Charlemagne, or the Distracted Emperor is an early modern play dated around 1600, derived from the Egerton Collection manuscript formerly in the British Museum and now British Library, Egerton MS 1994. It is the only Elizabethan or Jacobean play to survive in manuscript form. Its first printing appears to be by A. H. Bullen in his A Collection of Old English Plays. Bullen gives this text the title The Distracted Emperor, but in the Egerton manuscript it is untitled. Although the play is anonymous and collaborative authorship is common in late-Elizabethan and early-Jacobean drama, most sources agree that the principal author is probably George Chapman, and not other mentioned possibilities, including Nathan Field and John Fletcher.

It was printed for the Malone Society by John de Monins Johnson at the Oxford University Press in 1937.

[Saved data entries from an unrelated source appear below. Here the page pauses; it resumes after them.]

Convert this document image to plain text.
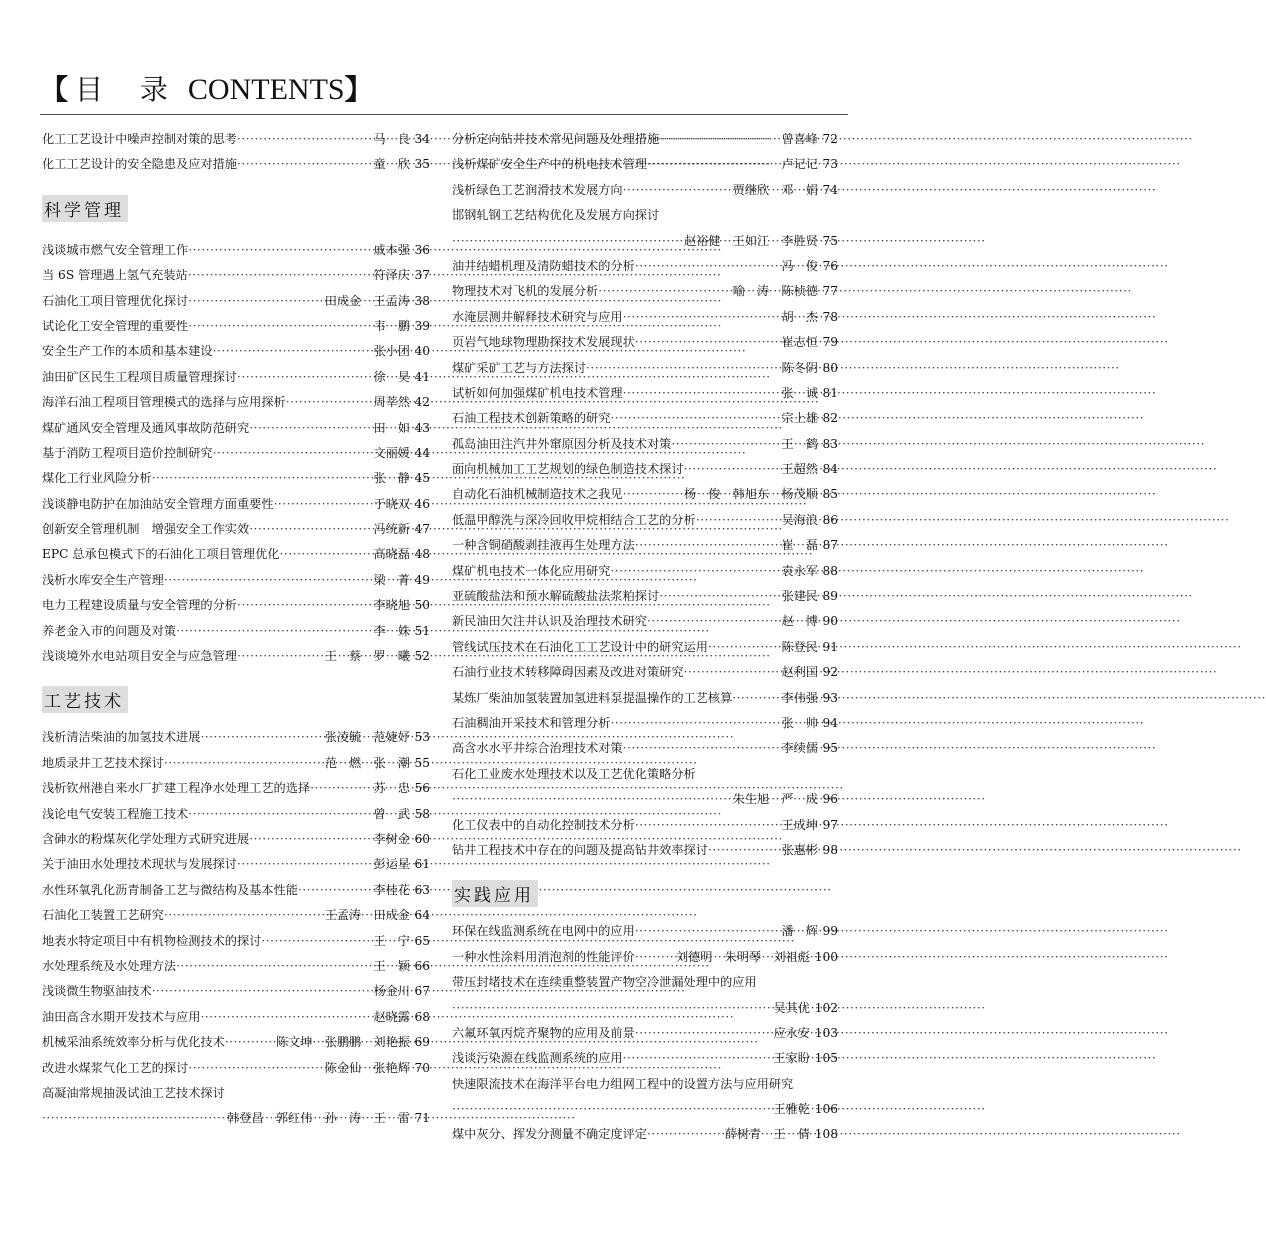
【 目 录 CONTENTS】
化工工艺设计中噪声控制对策的思考 ·····	马　良 34
化工工艺设计的安全隐患及应对措施 ·····	童　欣 35
科学管理
浅谈城市燃气安全管理工作 ·····	戚本强 36
当 6S 管理遇上氢气充装站 ·····	符泽庆 37
石油化工项目管理优化探讨 ·····	田成金　王孟涛 38
试论化工安全管理的重要性 ·····	韦　鹏 39
安全生产工作的本质和基本建设 ·····	张小团 40
油田矿区民生工程项目质量管理探讨 ·····	徐　昊 41
海洋石油工程项目管理模式的选择与应用探析 ·····	周莘然 42
煤矿通风安全管理及通风事故防范研究 ·····	田　如 43
基于消防工程项目造价控制研究 ·····	文丽媛 44
煤化工行业风险分析 ·····	张　静 45
浅谈静电防护在加油站安全管理方面重要性 ·····	于晓双 46
创新安全管理机制　增强安全工作实效 ·····	冯统新 47
EPC 总承包模式下的石油化工项目管理优化 ·····	高晓磊 48
浅析水库安全生产管理 ·····	梁　菁 49
电力工程建设质量与安全管理的分析 ·····	李晓旭 50
养老金入市的问题及对策 ·····	李　姝 51
浅谈境外水电站项目安全与应急管理 ·····	王　蔡　罗　曦 52
工艺技术
浅析清洁柴油的加氢技术进展 ·····	张凌毓　范婕妤 53
地质录井工艺技术探讨 ·····	范　燃　张　潮 55
浅析钦州港自来水厂扩建工程净水处理工艺的选择 ·····	苏　忠 56
浅论电气安装工程施工技术 ·····	曾　武 58
含砷水的粉煤灰化学处理方式研究进展 ·····	李树金 60
关于油田水处理技术现状与发展探讨 ·····	彭运星 61
水性环氧乳化沥青制备工艺与微结构及基本性能 ·····	李桂花 63
石油化工装置工艺研究 ·····	王孟涛　田成金 64
地表水特定项目中有机物检测技术的探讨 ·····	王　宁 65
水处理系统及水处理方法 ·····	王　颖 66
浅谈微生物驱油技术 ·····	杨金川 67
油田高含水期开发技术与应用 ·····	赵晓露 68
机械采油系统效率分析与优化技术 ·····	陈文坤　张鹏鹏　刘艳振 69
改进水煤浆气化工艺的探讨 ·····	陈金仙　张艳辉 70
高凝油常规抽汲试油工艺技术探讨
·····
韩登昌　郭红伟　孙　涛　王　雷 71
分析定向钻井技术常见问题及处理措施 ·····	曾喜峰 72
浅析煤矿安全生产中的机电技术管理 ·····	卢记记 73
浅析绿色工艺润滑技术发展方向 ·····	贾继欣　邓　娟 74
邯钢轧钢工艺结构优化及发展方向探讨
·····
赵裕健　王如江　李胜贤 75
油井结蜡机理及清防蜡技术的分析 ·····	冯　俊 76
物理技术对飞机的发展分析 ·····	喻　涛　陈桢德 77
水淹层测井解释技术研究与应用 ·····	胡　杰 78
页岩气地球物理勘探技术发展现状 ·····	崔志恒 79
煤矿采矿工艺与方法探讨 ·····	陈冬阴 80
试析如何加强煤矿机电技术管理 ·····	张　诚 81
石油工程技术创新策略的研究 ·····	宗上雄 82
孤岛油田注汽井外窜原因分析及技术对策 ·····	王　鹤 83
面向机械加工工艺规划的绿色制造技术探讨 ·····	王超然 84
自动化石油机械制造技术之我见 ·····	杨　俊　韩旭东　杨茂顺 85
低温甲醇洗与深冷回收甲烷相结合工艺的分析 ·····	吴海浪 86
一种含铜硝酸剥挂液再生处理方法 ·····	崔　磊 87
煤矿机电技术一体化应用研究 ·····	袁永军 88
亚硫酸盐法和预水解硫酸盐法浆粕探讨 ·····	张建民 89
新民油田欠注井认识及治理技术研究 ·····	赵　博 90
管线试压技术在石油化工工艺设计中的研究运用 ·····	陈登民 91
石油行业技术转移障碍因素及改进对策研究 ·····	赵利国 92
某炼厂柴油加氢装置加氢进料泵提温操作的工艺核算 ·····	李伟强 93
石油稠油开采技术和管理分析 ·····	张　帅 94
高含水水平井综合治理技术对策 ·····	李续儒 95
石化工业废水处理技术以及工艺优化策略分析
·····
朱生旭　严　成 96
化工仪表中的自动化控制技术分析 ·····	王成坤 97
钻井工程技术中存在的问题及提高钻井效率探讨 ·····	张惠彬 98
实践应用
环保在线监测系统在电网中的应用 ·····	潘　辉 99
一种水性涂料用消泡剂的性能评价 ·····	刘德明　朱明琴　刘祖彪 100
带压封堵技术在连续重整装置产物空冷泄漏处理中的应用
·····
吴其优 102
六氟环氧丙烷齐聚物的应用及前景 ·····	应永安 103
浅谈污染源在线监测系统的应用 ·····	王家盼 105
快速限流技术在海洋平台电力组网工程中的设置方法与应用研究
·····
王雅乾 106
煤中灰分、挥发分测量不确定度评定 ·····	薛树青　王　倩 108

The play is animated by a myriad of political intrigue, suspicion and conspiracy in the medieval court of the ageing Charlemagne.
Act I opens with news that Charlemagne has married Theodora, and at the heart of the play's machinations are the new empress's siblings, the Machiavellian Ganelon and Gabriella (in love with courtier Richard). In recognition of his help in arranging the royal marriage, Ganelon is promoted as Constable of France, and amid the euphoric atmosphere there comes news of Prince Orlando's conquests in Spain.

In Act Two, a triumphant Orlando has reached the outskirts of Paris where his reflections on his love of Theodora are devastated by news of the birth to her of a son. Worse, she has died in childbirth, followed by the death of Charlemagne's mother. The emperor is utterly distraught, carrying his wife's corpse around - until that is, Richard discovers and removes a strange ring beneath her tongue. The effect is profound and immediate. Charlemagne becomes utterly focused and businesslike, yet, mysteriously falls in love with Bishop Turpin. Meanwhile Ganelon is placed under house-arrest for the attempted murder of Orlando.

Act Three sees the emperor now in sharp mental decline, relying on the advice of sycophants like Turpin. Ganelon is further punished, heavily fined, stripped of all honours and forbidden to communicate with Richard. Nevertheless, Ganelon blesses the proposed marriage of his son, La Busse. Gabriella is in despair that she is forbidden even to meet her Richard.

In the following act La Busse petitions Charlemagne to have his father's former wealth and titles restored (amid rumours that these are actually to be bestowed on Richard). While at first rejecting his overtures, Charlemagne bizarrely promises to assent to La Busse's request on that day when he meets the young man on an ass in a deserted country lane.

Most of these and other heady machinations find their denouement in Act Five, which opens with a confrontation in which Richard, unfairly suspected of conspiring on behalf of Prince Orlando, is murdered by Ganelon. A letter is discovered on Richard's body incriminating Ganelon in a plot and imputing, his sister, Gabriella's whoring. She in fact admits the letter as her own fabrication for which he murders her, and he is promptly arrested. La Busse abases himself, as required, before Charlemagne, with the result that Ganelon is briefly pardoned - that is until Orlando announces the truth of the 'witchcraft ring' and of Ganelon's crimes. In a more or less happy ending, Charlemagne orders Ganelon to be 'broken on the wheel' and Orlando is rewarded with the governorship of Spain.

A. H. Bullen's belief that the principal author was George Chapman, and his rejection of the claims for Nathan Field have been supported by later textual scholarship. Franck L. Schoell detects the stylistic influence of Christopher Marlowe in the play, and finds clear similarities of both theme and style to Chapman's other plays. He suggests that Charlemagne might be Chapman's "lost French play" of 1598-99.